Of course, we do market research, market segmentation, and brand health across all our brands, which gives me a lot of interesting data. These are all things that can help me set my strategy, but like many CMOs, I don't have limitless funds to do this every week, so I can not get all the market research data for the markets we operate in or all the products we sell monthly. And that's where I like the solution that MyTelescope provides.
The Journey to Share of Search as a Metric
My objective is to infuse data into our approach to marketing problems. I want us, and when I say us, I mean myself and my team to be accountable for the effects of our investments of time and money in marketing. With that, I looked for a metric that could show an objective number that shows the impact.
With the number of campaigns we run and the short-term impact we work with, doing only classic big sample market research wasn't realistic. So we looked for alternatives.
Finding prominent marketing influencers like Les Binet, Peter Field, Mark Ritson, and your friends at the IPA, all talk about a new way of measuring advertising effects using Share of Search attracted my attention.
Of course, you can determine Share of Search manually, but at the scale that I need it, and with the skillsets available in-house, it just takes too much time and resources.

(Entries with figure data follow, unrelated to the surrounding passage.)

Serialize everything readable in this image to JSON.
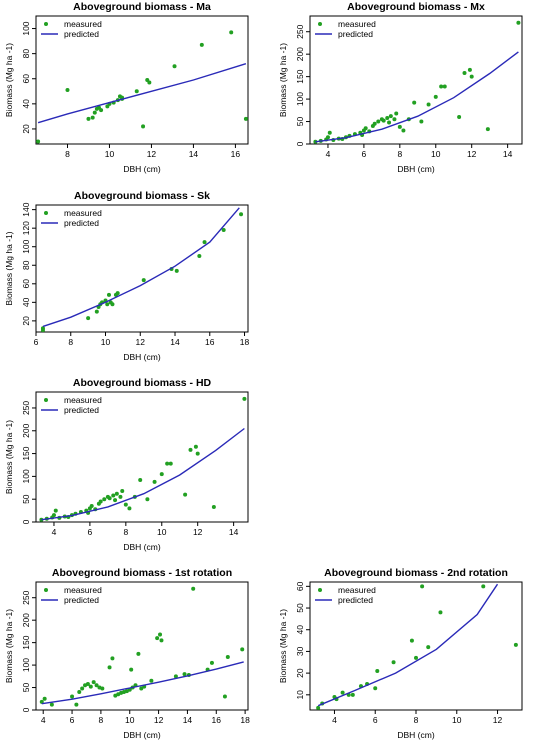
{
  "colors": {
    "measured": "#22a022",
    "predicted": "#2a2ab8",
    "axis": "#000000"
  },
  "chart_data": [
    {
      "type": "scatter",
      "title": "Aboveground biomass - Ma",
      "xlabel": "DBH (cm)",
      "ylabel": "Biomass (Mg ha -1)",
      "xlim": [
        6.5,
        16.6
      ],
      "ylim": [
        8,
        110
      ],
      "xticks": [
        8,
        10,
        12,
        14,
        16
      ],
      "yticks": [
        20,
        40,
        60,
        80,
        100
      ],
      "legend": {
        "position": "top-left",
        "entries": [
          "measured",
          "predicted"
        ]
      },
      "series": [
        {
          "name": "measured",
          "kind": "points",
          "x": [
            6.6,
            8.0,
            9.0,
            9.2,
            9.3,
            9.4,
            9.5,
            9.6,
            9.9,
            10.0,
            10.2,
            10.4,
            10.5,
            10.6,
            10.6,
            11.3,
            11.6,
            11.8,
            11.9,
            13.1,
            14.4,
            15.8,
            16.5
          ],
          "y": [
            10,
            51,
            28,
            29,
            33,
            36,
            37,
            35,
            38,
            40,
            41,
            43,
            46,
            44,
            45,
            50,
            22,
            59,
            57,
            70,
            87,
            97,
            28
          ]
        },
        {
          "name": "predicted",
          "kind": "line",
          "x": [
            6.6,
            8,
            10,
            12,
            14,
            16.5
          ],
          "y": [
            25,
            32,
            41,
            50,
            59,
            72
          ]
        }
      ]
    },
    {
      "type": "scatter",
      "title": "Aboveground biomass - Mx",
      "xlabel": "DBH (cm)",
      "ylabel": "Biomass (Mg ha -1)",
      "xlim": [
        3,
        14.8
      ],
      "ylim": [
        0,
        285
      ],
      "xticks": [
        4,
        6,
        8,
        10,
        12,
        14
      ],
      "yticks": [
        0,
        50,
        100,
        150,
        200,
        250
      ],
      "legend": {
        "position": "top-left",
        "entries": [
          "measured",
          "predicted"
        ]
      },
      "series": [
        {
          "name": "measured",
          "kind": "points",
          "x": [
            3.3,
            3.6,
            3.9,
            4.0,
            4.1,
            4.3,
            4.6,
            4.8,
            5.0,
            5.2,
            5.5,
            5.8,
            5.9,
            6.0,
            6.1,
            6.3,
            6.5,
            6.6,
            6.8,
            7.0,
            7.1,
            7.3,
            7.4,
            7.5,
            7.7,
            7.8,
            8.0,
            8.2,
            8.5,
            8.8,
            9.2,
            9.6,
            10.0,
            10.3,
            10.5,
            11.3,
            11.6,
            11.9,
            12.0,
            12.9,
            14.6
          ],
          "y": [
            5,
            7,
            10,
            15,
            25,
            9,
            12,
            11,
            15,
            18,
            22,
            25,
            20,
            30,
            35,
            28,
            40,
            45,
            50,
            55,
            52,
            58,
            48,
            62,
            55,
            68,
            38,
            30,
            55,
            92,
            50,
            88,
            105,
            128,
            128,
            60,
            158,
            165,
            150,
            33,
            270
          ]
        },
        {
          "name": "predicted",
          "kind": "line",
          "x": [
            3.3,
            5,
            7,
            9,
            11,
            13,
            14.6
          ],
          "y": [
            5,
            14,
            33,
            62,
            103,
            157,
            205
          ]
        }
      ]
    },
    {
      "type": "scatter",
      "title": "Aboveground biomass - Sk",
      "xlabel": "DBH (cm)",
      "ylabel": "Biomass (Mg ha -1)",
      "xlim": [
        6,
        18.2
      ],
      "ylim": [
        8,
        145
      ],
      "xticks": [
        6,
        8,
        10,
        12,
        14,
        16,
        18
      ],
      "yticks": [
        20,
        40,
        60,
        80,
        100,
        120,
        140
      ],
      "legend": {
        "position": "top-left",
        "entries": [
          "measured",
          "predicted"
        ]
      },
      "series": [
        {
          "name": "measured",
          "kind": "points",
          "x": [
            6.4,
            6.4,
            9.0,
            9.5,
            9.6,
            9.7,
            9.8,
            10.0,
            10.1,
            10.2,
            10.3,
            10.4,
            10.6,
            10.7,
            12.2,
            13.8,
            14.1,
            15.4,
            15.7,
            16.8,
            17.8
          ],
          "y": [
            10,
            12,
            23,
            30,
            35,
            38,
            40,
            42,
            38,
            48,
            40,
            38,
            48,
            50,
            64,
            76,
            74,
            90,
            105,
            118,
            135
          ]
        },
        {
          "name": "predicted",
          "kind": "line",
          "x": [
            6.4,
            8,
            10,
            12,
            14,
            16,
            17.7
          ],
          "y": [
            14,
            24,
            40,
            58,
            79,
            105,
            142
          ]
        }
      ]
    },
    {
      "type": "scatter",
      "title": "Aboveground biomass - HD",
      "xlabel": "DBH (cm)",
      "ylabel": "Biomass (Mg ha -1)",
      "xlim": [
        3,
        14.8
      ],
      "ylim": [
        0,
        285
      ],
      "xticks": [
        4,
        6,
        8,
        10,
        12,
        14
      ],
      "yticks": [
        0,
        50,
        100,
        150,
        200,
        250
      ],
      "legend": {
        "position": "top-left",
        "entries": [
          "measured",
          "predicted"
        ]
      },
      "series": [
        {
          "name": "measured",
          "kind": "points",
          "x": [
            3.3,
            3.6,
            3.9,
            4.0,
            4.1,
            4.3,
            4.6,
            4.8,
            5.0,
            5.2,
            5.5,
            5.8,
            5.9,
            6.0,
            6.1,
            6.3,
            6.5,
            6.6,
            6.8,
            7.0,
            7.1,
            7.3,
            7.4,
            7.5,
            7.7,
            7.8,
            8.0,
            8.2,
            8.5,
            8.8,
            9.2,
            9.6,
            10.0,
            10.3,
            10.5,
            11.3,
            11.6,
            11.9,
            12.0,
            12.9,
            14.6
          ],
          "y": [
            5,
            7,
            10,
            15,
            25,
            9,
            12,
            11,
            15,
            18,
            22,
            25,
            20,
            30,
            35,
            28,
            40,
            45,
            50,
            55,
            52,
            58,
            48,
            62,
            55,
            68,
            38,
            30,
            55,
            92,
            50,
            88,
            105,
            128,
            128,
            60,
            158,
            165,
            150,
            33,
            270
          ]
        },
        {
          "name": "predicted",
          "kind": "line",
          "x": [
            3.3,
            5,
            7,
            9,
            11,
            13,
            14.6
          ],
          "y": [
            5,
            14,
            33,
            62,
            103,
            157,
            205
          ]
        }
      ]
    },
    {
      "type": "scatter",
      "title": "Aboveground biomass - 1st rotation",
      "xlabel": "DBH (cm)",
      "ylabel": "Biomass (Mg ha -1)",
      "xlim": [
        3.5,
        18.2
      ],
      "ylim": [
        0,
        285
      ],
      "xticks": [
        4,
        6,
        8,
        10,
        12,
        14,
        16,
        18
      ],
      "yticks": [
        0,
        50,
        100,
        150,
        200,
        250
      ],
      "legend": {
        "position": "top-left",
        "entries": [
          "measured",
          "predicted"
        ]
      },
      "series": [
        {
          "name": "measured",
          "kind": "points",
          "x": [
            3.9,
            4.1,
            4.6,
            6.0,
            6.3,
            6.5,
            6.7,
            6.9,
            7.1,
            7.3,
            7.5,
            7.7,
            7.9,
            8.1,
            8.6,
            8.8,
            9.0,
            9.2,
            9.4,
            9.6,
            9.8,
            10.0,
            10.1,
            10.2,
            10.4,
            10.6,
            10.8,
            11.0,
            11.5,
            11.9,
            12.1,
            12.2,
            13.2,
            13.8,
            14.1,
            14.4,
            15.4,
            15.7,
            16.6,
            16.8,
            17.8
          ],
          "y": [
            18,
            25,
            12,
            30,
            12,
            40,
            48,
            55,
            58,
            52,
            62,
            55,
            50,
            48,
            95,
            115,
            32,
            35,
            38,
            40,
            42,
            45,
            90,
            50,
            55,
            125,
            48,
            52,
            65,
            160,
            168,
            155,
            75,
            80,
            78,
            270,
            90,
            105,
            30,
            118,
            135
          ]
        },
        {
          "name": "predicted",
          "kind": "line",
          "x": [
            3.9,
            6,
            8,
            10,
            12,
            14,
            16,
            17.9
          ],
          "y": [
            14,
            24,
            36,
            49,
            62,
            76,
            91,
            107
          ]
        }
      ]
    },
    {
      "type": "scatter",
      "title": "Aboveground biomass - 2nd rotation",
      "xlabel": "DBH (cm)",
      "ylabel": "Biomass (Mg ha -1)",
      "xlim": [
        2.8,
        13.2
      ],
      "ylim": [
        3,
        62
      ],
      "xticks": [
        4,
        6,
        8,
        10,
        12
      ],
      "yticks": [
        10,
        20,
        30,
        40,
        50,
        60
      ],
      "legend": {
        "position": "top-left",
        "entries": [
          "measured",
          "predicted"
        ]
      },
      "series": [
        {
          "name": "measured",
          "kind": "points",
          "x": [
            3.2,
            3.4,
            4.0,
            4.1,
            4.4,
            4.7,
            4.9,
            5.3,
            5.6,
            6.0,
            6.1,
            6.9,
            7.8,
            8.0,
            8.3,
            8.6,
            9.2,
            11.3,
            12.9
          ],
          "y": [
            4,
            6,
            9,
            8,
            11,
            10,
            10,
            14,
            15,
            13,
            21,
            25,
            35,
            27,
            60,
            32,
            48,
            60,
            33
          ]
        },
        {
          "name": "predicted",
          "kind": "line",
          "x": [
            3.2,
            5,
            7,
            9,
            11,
            12.0
          ],
          "y": [
            5,
            12,
            20,
            31,
            47,
            61
          ]
        }
      ]
    }
  ]
}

So, I looked for a tool that could help me. That's how I ended up with you guys.
Why MyTelescope Stood Out
I looked at Google Keyword Planner and other tools, but they were not optimised to deliver the desired results. If you knew what you were doing, you could get the same results, but it would take a lot of manual work.
Frankly, my team does not have the time and needed a solution optimised for Share of Search, and that's why we chose MyTelescope.

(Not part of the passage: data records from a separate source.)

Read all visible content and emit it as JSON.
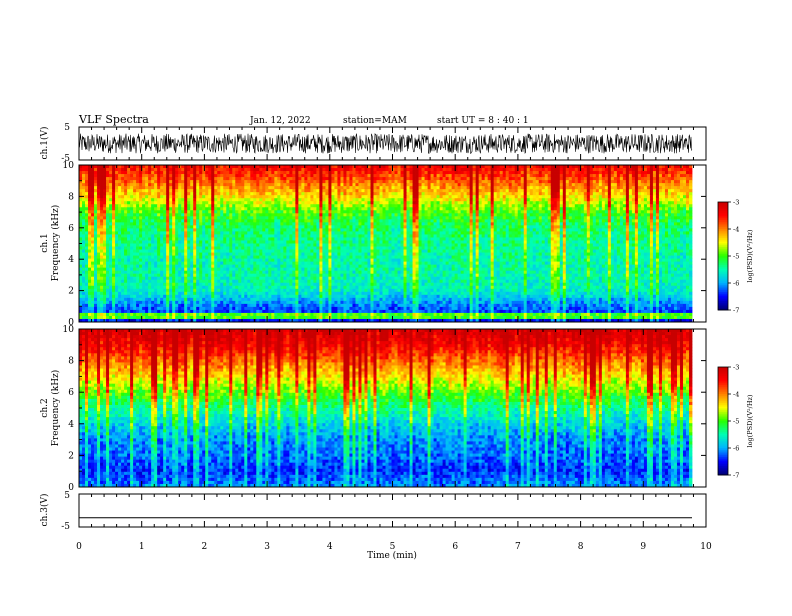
{
  "header": {
    "title": "VLF Spectra",
    "date": "Jan. 12, 2022",
    "station": "station=MAM",
    "start": "start UT =  8 : 40 : 1"
  },
  "chart_data": [
    {
      "type": "line",
      "panel": "ch1-waveform",
      "ylabel": "ch.1(V)",
      "ylim": [
        -5,
        5
      ],
      "y_ticks": [
        -5,
        5
      ],
      "xlim": [
        0,
        10
      ],
      "description_values": {
        "amplitude_range_v": [
          -3,
          3
        ]
      }
    },
    {
      "type": "heatmap",
      "panel": "ch1-spectrogram",
      "ylabel_line1": "ch.1",
      "ylabel_line2": "Frequency (kHz)",
      "ylim": [
        0,
        10
      ],
      "y_ticks": [
        "0",
        "2",
        "4",
        "6",
        "8",
        "10"
      ],
      "xlim": [
        0,
        10
      ],
      "colorbar": {
        "label": "log(PSD)(V²/Hz)",
        "range": [
          -7,
          -3
        ],
        "ticks": [
          "-3",
          "-4",
          "-5",
          "-6",
          "-7"
        ]
      },
      "base_levels": [
        -6.5,
        -6.2,
        -5.6,
        -5.5,
        -5.5,
        -5.4,
        -5.3,
        -5.0,
        -4.4,
        -3.9,
        -3.4
      ]
    },
    {
      "type": "heatmap",
      "panel": "ch2-spectrogram",
      "ylabel_line1": "ch.2",
      "ylabel_line2": "Frequency (kHz)",
      "ylim": [
        0,
        10
      ],
      "y_ticks": [
        "0",
        "2",
        "4",
        "6",
        "8",
        "10"
      ],
      "xlim": [
        0,
        10
      ],
      "colorbar": {
        "label": "log(PSD)(V²/Hz)",
        "range": [
          -7,
          -3
        ],
        "ticks": [
          "-3",
          "-4",
          "-5",
          "-6",
          "-7"
        ]
      },
      "base_levels": [
        -6.1,
        -6.4,
        -6.2,
        -6.1,
        -5.8,
        -5.4,
        -4.9,
        -4.4,
        -3.9,
        -3.4,
        -3.1
      ]
    },
    {
      "type": "line",
      "panel": "ch3-waveform",
      "ylabel": "ch.3(V)",
      "ylim": [
        -5,
        5
      ],
      "y_ticks": [
        -5,
        5
      ],
      "xlim": [
        0,
        10
      ],
      "x_ticks": [
        "0",
        "1",
        "2",
        "3",
        "4",
        "5",
        "6",
        "7",
        "8",
        "9",
        "10"
      ],
      "xlabel": "Time (min)",
      "values": [
        -2.2,
        -2.2
      ]
    }
  ],
  "colors": {
    "scale": [
      "#000070",
      "#0000ff",
      "#00b4ff",
      "#00ffb4",
      "#28ff00",
      "#ffff00",
      "#ff8000",
      "#ff0000",
      "#c80000"
    ]
  }
}
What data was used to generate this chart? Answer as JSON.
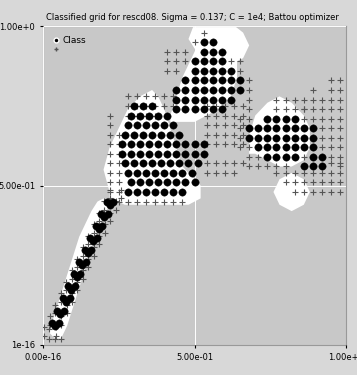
{
  "title": "Classified grid for rescd08. Sigma = 0.137; C = 1e4; Battou optimizer",
  "legend_label_dot": "Class",
  "background_color": "#c8c8c8",
  "white_region_color": "#ffffff",
  "dot_color": "#000000",
  "plus_color": "#555555",
  "xlim": [
    0,
    1.0
  ],
  "ylim": [
    0,
    1.0
  ],
  "figsize": [
    3.57,
    3.75
  ],
  "dpi": 100,
  "dot_size": 28,
  "plus_size": 20,
  "grid_color": "#ffffff",
  "title_fontsize": 6.0,
  "legend_fontsize": 6.5,
  "tick_fontsize": 6.0,
  "fig_bg": "#d8d8d8"
}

How have you found using MyTelescope, and have you discovered any other benefits?
First, we use MyTelescope to align Search as a KPI for our organisation and now implement it to optimise budgets.
Using MyTelescope, we see that the volume of searches correlates with the sales volume. Therefore, increasing store-related searches from 2,000 to 4,000 within the year would theoretically double the sales, and that's why the tracking capability becomes interesting. Then, I can start looking at how much budget we actually spend and create a budget optimisation. What we've done for this year's budgeting is we've created funnels utilising MyTelescope. We have divided searches into funnels to see how many people are interested at the different stages in the purchase journey. Based on this, we can look at conversions between the stages, if our brand is underperforming versus competitors in terms of where a store is, different products, etc.
An example of how we used this in practice is for one brand. We saw an uptake in search interest, and when we overlaid this with revenue, we noticed that in most months, there was alignment. So, increase in Search, increase in revenue. Except for one month at the end of the year, when we had a specific campaign. As it turned out, the reason for this is that although the team did an excellent job driving interest, there was some issue with products in-store. Meaning it didn't generate sales. So again, we did what we were supposed to do for the marketing side, but a product supply issue prevented that interest from being converted into sales. So, it was very helpful for us to understand the impact that the marketing team was having, despite not converting into sales.
A Guide based on Daniel's interview how to build your funnel:
We looked at:
Overall category search as a whole. Say, running shoes as an example
How many searches are there for the brand, let's say Hoka?
How many searches are there for the different Hoka products?
And finally, we looked at how many searches there are for Hoka stores, or
where I can buy Hoka, price, deal, cost, and sale.